The lawsuit, initially filed in March 2023 by Justin Dufoe on behalf of other NFT owners, claims that DraftKings’ NFTs meet the criteria of the Howey test, which is used to determine whether a transaction qualifies as an investment contract. According to the court, DraftKings’ NFTs involve an investment of money, pooling of assets into a common enterprise with shared risks and profits, and create a reasonable expectation of profit from DraftKings’ efforts.
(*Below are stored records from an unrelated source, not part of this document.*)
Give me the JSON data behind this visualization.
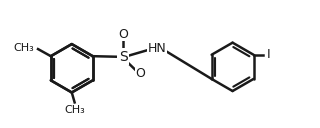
{
  "bg_color": "#ffffff",
  "line_color": "#1a1a1a",
  "line_width": 1.8,
  "font_size": 9,
  "font_family": "DejaVu Sans",
  "labels": {
    "O_top": "O",
    "O_bottom": "O",
    "S": "S",
    "NH": "H\nN",
    "CH3_topleft": "CH₃",
    "CH3_bottomright_left": "CH₃",
    "I": "I"
  }
}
The court noted that the value of these NFTs is closely tied to the success of the DraftKings Marketplace, indicating a dependency that aligns with previous cases examining NFTs.
Dapper Labs Case Sets a Precedent
This development follows a similar case involving Dapper Labs, which settled a class action suit for $4 million in June. The SEC had investigated Dapper Labs but closed the case in September 2023. Unlike DraftKings, which uses the Polygon blockchain, Dapper Labs employs its own proprietary blockchain called Flow. The court found that Flow’s private nature heightened the risk of securities law violations due to the dependency on Dapper Labs’ managerial efforts and success.
Next Steps for DraftKings
A continuation date for the DraftKings class action suit has not yet been scheduled. This case could have broad implications for the classification of NFTs and their regulation as securities, impacting both the NFT market and the wider blockchain industry.